Having blogged for over a decade I know how slowly a blog can take to find a readership. And some won’t ever. Just like many who begin writing a novel will give up, or turn away from their dream.
Meanwhile, my author site, based on genre, made me feel that I was talking to myself – I was, for a very long time. That’s very demotivational for any writer.
On a whim I opened up this free wordpress.com blog and began to write about my writing journey. I agree with Kristen when she says an author needs only one blog, but I’ve gotten so much more out of this blog than the other.
One Model or the Other, in Blogging?
Lately I’ve noticed many different models in blogging or platforms for writers.
- Joanna Penn comes to mind (she writes thrillers too, under the name JF Penn) because many of us knew of her very successful writing site, The Creative Penn, long before we knew of her fiction. Whilst she continues to write more fiction and uses a website setup specifically for this body of work, she also progresses her writing career as a speaker and instructor, through the Creative Penn site.
- Others also have followed a similar model, holding a personal or writing website, and a professional author website for their books. They feasibly have two different platforms. Joanna, in her brilliant new book, ‘How to Market a Book‘ admits she uses different profile pictures to differentiate herself on both sites.
- Others have totally different models. Many well-known authors don’t have websites or platforms at all. Many found success in traditional publishing long before websites were a required commodity.
- Several only hold product websites previewing their backlists and latest works. Some add blogs where they may put up more personal posts, others never blog.
- Some have professionally serviced and designed sites, others have a successful web presence based on a free blog engine like Blogger or WordPress.com, and a few others have closed down their blogs to allow more time for productive writing work, and may be found blogging periodically on group blogs for their genre.
As a writer, we have decisions to make everyday about how to build our platform, how much time to spend on it, how to monitor and improve upon it, what value we get out of it, and whether something is not working for us.
Why I Blog About Writing
Holding a blog about my writing journey and sharing things that I hope help other writers on a similar path to me, is working well for me at this time. There are several benefits blogging on this topic –
- I found a small community of writers – something I couldn’t do on forums, slowly my own voice is sometimes being heard and possibly appreciated. That’s big, for a new writer.

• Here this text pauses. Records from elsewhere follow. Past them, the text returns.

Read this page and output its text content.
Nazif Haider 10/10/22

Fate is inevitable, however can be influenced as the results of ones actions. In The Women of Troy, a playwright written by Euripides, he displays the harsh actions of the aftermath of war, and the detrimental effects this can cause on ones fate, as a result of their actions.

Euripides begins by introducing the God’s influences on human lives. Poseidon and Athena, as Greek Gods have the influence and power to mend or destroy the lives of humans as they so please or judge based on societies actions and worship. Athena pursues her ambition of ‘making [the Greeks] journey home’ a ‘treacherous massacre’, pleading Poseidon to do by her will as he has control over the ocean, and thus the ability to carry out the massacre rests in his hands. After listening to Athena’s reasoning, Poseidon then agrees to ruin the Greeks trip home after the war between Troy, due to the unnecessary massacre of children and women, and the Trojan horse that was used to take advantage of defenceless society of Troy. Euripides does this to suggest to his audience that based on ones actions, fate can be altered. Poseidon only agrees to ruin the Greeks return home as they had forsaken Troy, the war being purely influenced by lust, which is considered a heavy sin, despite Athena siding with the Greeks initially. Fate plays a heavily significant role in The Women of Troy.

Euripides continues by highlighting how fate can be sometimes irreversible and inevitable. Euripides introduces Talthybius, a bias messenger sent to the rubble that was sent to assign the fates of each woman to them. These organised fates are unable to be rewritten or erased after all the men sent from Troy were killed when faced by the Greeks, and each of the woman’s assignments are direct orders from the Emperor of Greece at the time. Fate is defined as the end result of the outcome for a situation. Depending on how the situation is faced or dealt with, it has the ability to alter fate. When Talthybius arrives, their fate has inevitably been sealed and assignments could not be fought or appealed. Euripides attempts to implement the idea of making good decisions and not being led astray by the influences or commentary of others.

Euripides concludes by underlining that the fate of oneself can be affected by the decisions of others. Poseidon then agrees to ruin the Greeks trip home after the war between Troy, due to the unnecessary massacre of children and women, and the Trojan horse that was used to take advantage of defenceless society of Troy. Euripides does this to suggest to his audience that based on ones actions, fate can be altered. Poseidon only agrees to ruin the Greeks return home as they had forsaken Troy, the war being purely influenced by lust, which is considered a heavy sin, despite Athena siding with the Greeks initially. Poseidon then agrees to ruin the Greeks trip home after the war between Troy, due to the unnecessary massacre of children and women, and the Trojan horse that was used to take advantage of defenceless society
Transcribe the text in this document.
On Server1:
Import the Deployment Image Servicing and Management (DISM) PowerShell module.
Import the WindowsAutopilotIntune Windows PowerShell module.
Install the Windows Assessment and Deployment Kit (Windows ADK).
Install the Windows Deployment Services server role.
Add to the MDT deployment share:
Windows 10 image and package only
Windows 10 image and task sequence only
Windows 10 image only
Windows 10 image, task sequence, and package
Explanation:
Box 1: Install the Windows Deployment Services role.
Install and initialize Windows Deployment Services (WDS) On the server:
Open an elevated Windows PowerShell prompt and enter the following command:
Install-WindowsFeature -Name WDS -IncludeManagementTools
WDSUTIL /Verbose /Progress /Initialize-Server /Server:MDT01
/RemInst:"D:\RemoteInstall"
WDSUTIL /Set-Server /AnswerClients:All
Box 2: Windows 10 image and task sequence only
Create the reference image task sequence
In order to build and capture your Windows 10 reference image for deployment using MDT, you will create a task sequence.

- This blog has allowed me to start developing that necessary thicker skin. Throwing a blog post out into the world can have surprising results – something you’ve laboured over and think is quite a nifty little piece disappears with absolutely no attention while other posts are disagreed with, other bits are spammed, and yet others you thought a bit of fluff pull in more comments or likes than you thought worthy. Blogging here is teaching me to not be so mothering or precious over my words – you can never second-guess how the market will take to them.
- In having to provide regular content I’ve gone out and discovered things, experimented and learnt so much more about writing, something that isn’t available to me if I sat back on my laurels and did a few local writing courses when I could afford them. This blog has developed my writing knowledge, and my writing.

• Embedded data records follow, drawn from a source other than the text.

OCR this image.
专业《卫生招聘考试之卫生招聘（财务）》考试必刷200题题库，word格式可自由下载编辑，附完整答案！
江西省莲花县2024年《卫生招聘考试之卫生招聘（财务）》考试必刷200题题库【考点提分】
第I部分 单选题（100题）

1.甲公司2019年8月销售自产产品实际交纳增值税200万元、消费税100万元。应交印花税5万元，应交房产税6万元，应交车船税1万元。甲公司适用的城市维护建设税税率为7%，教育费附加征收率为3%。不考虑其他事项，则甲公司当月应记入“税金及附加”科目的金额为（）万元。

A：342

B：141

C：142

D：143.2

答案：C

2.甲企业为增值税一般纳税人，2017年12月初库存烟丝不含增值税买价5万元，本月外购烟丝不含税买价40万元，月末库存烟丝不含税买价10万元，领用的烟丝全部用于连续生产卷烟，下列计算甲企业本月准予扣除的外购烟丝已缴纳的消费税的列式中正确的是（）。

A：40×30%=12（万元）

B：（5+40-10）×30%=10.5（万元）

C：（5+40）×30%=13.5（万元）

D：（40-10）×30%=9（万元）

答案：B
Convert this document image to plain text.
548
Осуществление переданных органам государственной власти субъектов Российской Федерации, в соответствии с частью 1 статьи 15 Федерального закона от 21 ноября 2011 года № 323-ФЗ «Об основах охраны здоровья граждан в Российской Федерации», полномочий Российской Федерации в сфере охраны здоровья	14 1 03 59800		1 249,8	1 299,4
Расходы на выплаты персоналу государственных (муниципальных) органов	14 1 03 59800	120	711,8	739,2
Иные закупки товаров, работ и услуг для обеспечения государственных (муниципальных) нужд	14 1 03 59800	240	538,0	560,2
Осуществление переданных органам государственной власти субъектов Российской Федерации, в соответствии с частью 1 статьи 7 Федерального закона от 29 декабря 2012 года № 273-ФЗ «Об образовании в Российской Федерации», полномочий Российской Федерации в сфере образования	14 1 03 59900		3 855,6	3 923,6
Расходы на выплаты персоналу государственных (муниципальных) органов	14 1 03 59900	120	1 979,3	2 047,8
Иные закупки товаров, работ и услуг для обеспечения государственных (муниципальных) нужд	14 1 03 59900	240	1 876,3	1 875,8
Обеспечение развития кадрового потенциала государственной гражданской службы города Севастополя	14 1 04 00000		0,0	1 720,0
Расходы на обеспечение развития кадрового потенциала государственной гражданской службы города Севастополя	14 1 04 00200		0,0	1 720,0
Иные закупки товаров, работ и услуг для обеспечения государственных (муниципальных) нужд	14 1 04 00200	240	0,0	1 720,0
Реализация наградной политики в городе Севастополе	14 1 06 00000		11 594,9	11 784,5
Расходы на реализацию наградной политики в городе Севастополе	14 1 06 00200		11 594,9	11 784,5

In response to the question of whether writers should blog about writing – in my case it’s a definite Yes! I’m very happy to be blogging about writing. Is it successful? For me, yes, in many ways.

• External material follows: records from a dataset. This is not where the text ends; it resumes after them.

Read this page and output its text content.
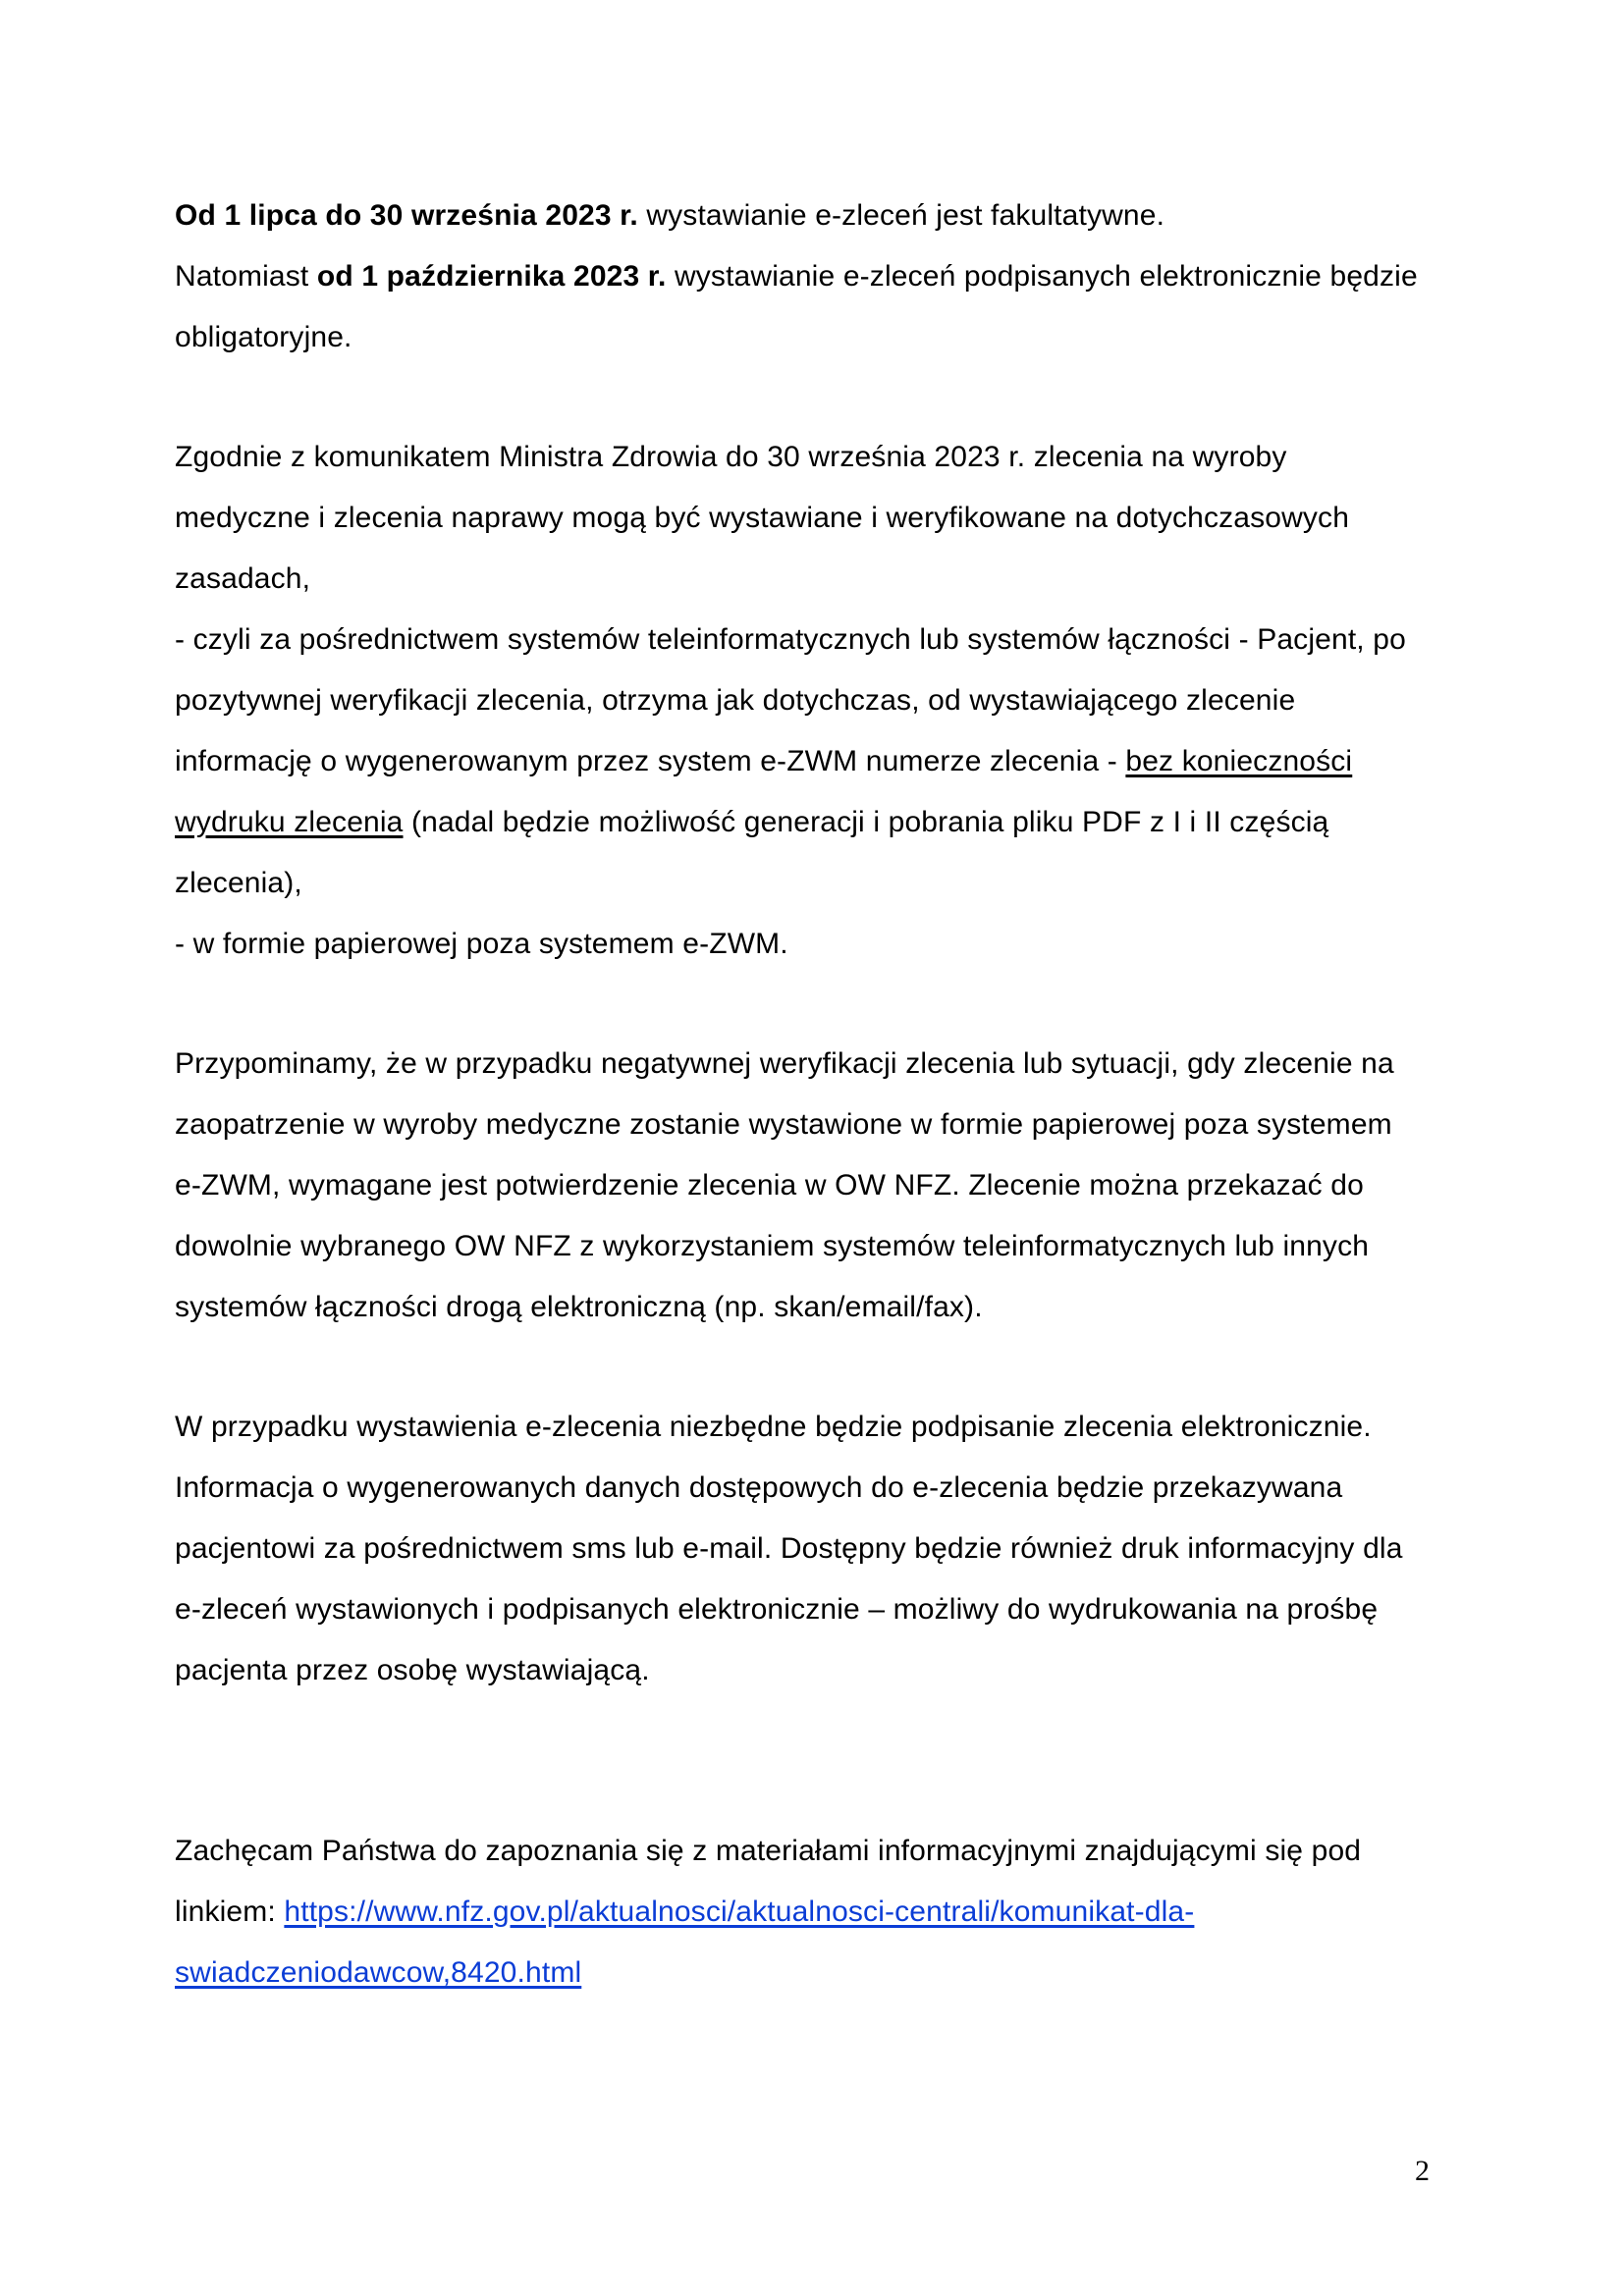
Od 1 lipca do 30 września 2023 r. wystawianie e-zleceń jest fakultatywne.
Natomiast od 1 października 2023 r. wystawianie e-zleceń podpisanych elektronicznie będzie
obligatoryjne.
Zgodnie z komunikatem Ministra Zdrowia do 30 września 2023 r. zlecenia na wyroby
medyczne i zlecenia naprawy mogą być wystawiane i weryfikowane na dotychczasowych
zasadach,
- czyli za pośrednictwem systemów teleinformatycznych lub systemów łączności - Pacjent, po
pozytywnej weryfikacji zlecenia, otrzyma jak dotychczas, od wystawiającego zlecenie
informację o wygenerowanym przez system e-ZWM numerze zlecenia - bez konieczności
wydruku zlecenia (nadal będzie możliwość generacji i pobrania pliku PDF z I i II częścią
zlecenia),
- w formie papierowej poza systemem e-ZWM.
Przypominamy, że w przypadku negatywnej weryfikacji zlecenia lub sytuacji, gdy zlecenie na
zaopatrzenie w wyroby medyczne zostanie wystawione w formie papierowej poza systemem
e-ZWM, wymagane jest potwierdzenie zlecenia w OW NFZ. Zlecenie można przekazać do
dowolnie wybranego OW NFZ z wykorzystaniem systemów teleinformatycznych lub innych
systemów łączności drogą elektroniczną (np. skan/email/fax).
W przypadku wystawienia e-zlecenia niezbędne będzie podpisanie zlecenia elektronicznie.
Informacja o wygenerowanych danych dostępowych do e-zlecenia będzie przekazywana
pacjentowi za pośrednictwem sms lub e-mail. Dostępny będzie również druk informacyjny dla
e-zleceń wystawionych i podpisanych elektronicznie – możliwy do wydrukowania na prośbę
pacjenta przez osobę wystawiającą.
Zachęcam Państwa do zapoznania się z materiałami informacyjnymi znajdującymi się pod
linkiem: https://www.nfz.gov.pl/aktualnosci/aktualnosci-centrali/komunikat-dla-
swiadczeniodawcow,8420.html
2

This may well change (I hope it does – I hope I get so busy and so successful in writing and producing books that I lose my passion or time to blog) but right now – I’m happy to blog about writing, and to blog here.
What about you? Does your interest in writing find itself or possibly define your own blog?
Update: Thank you to Laura Barkat who kindly took the time to point out he misspelling of her name. This has been corrected.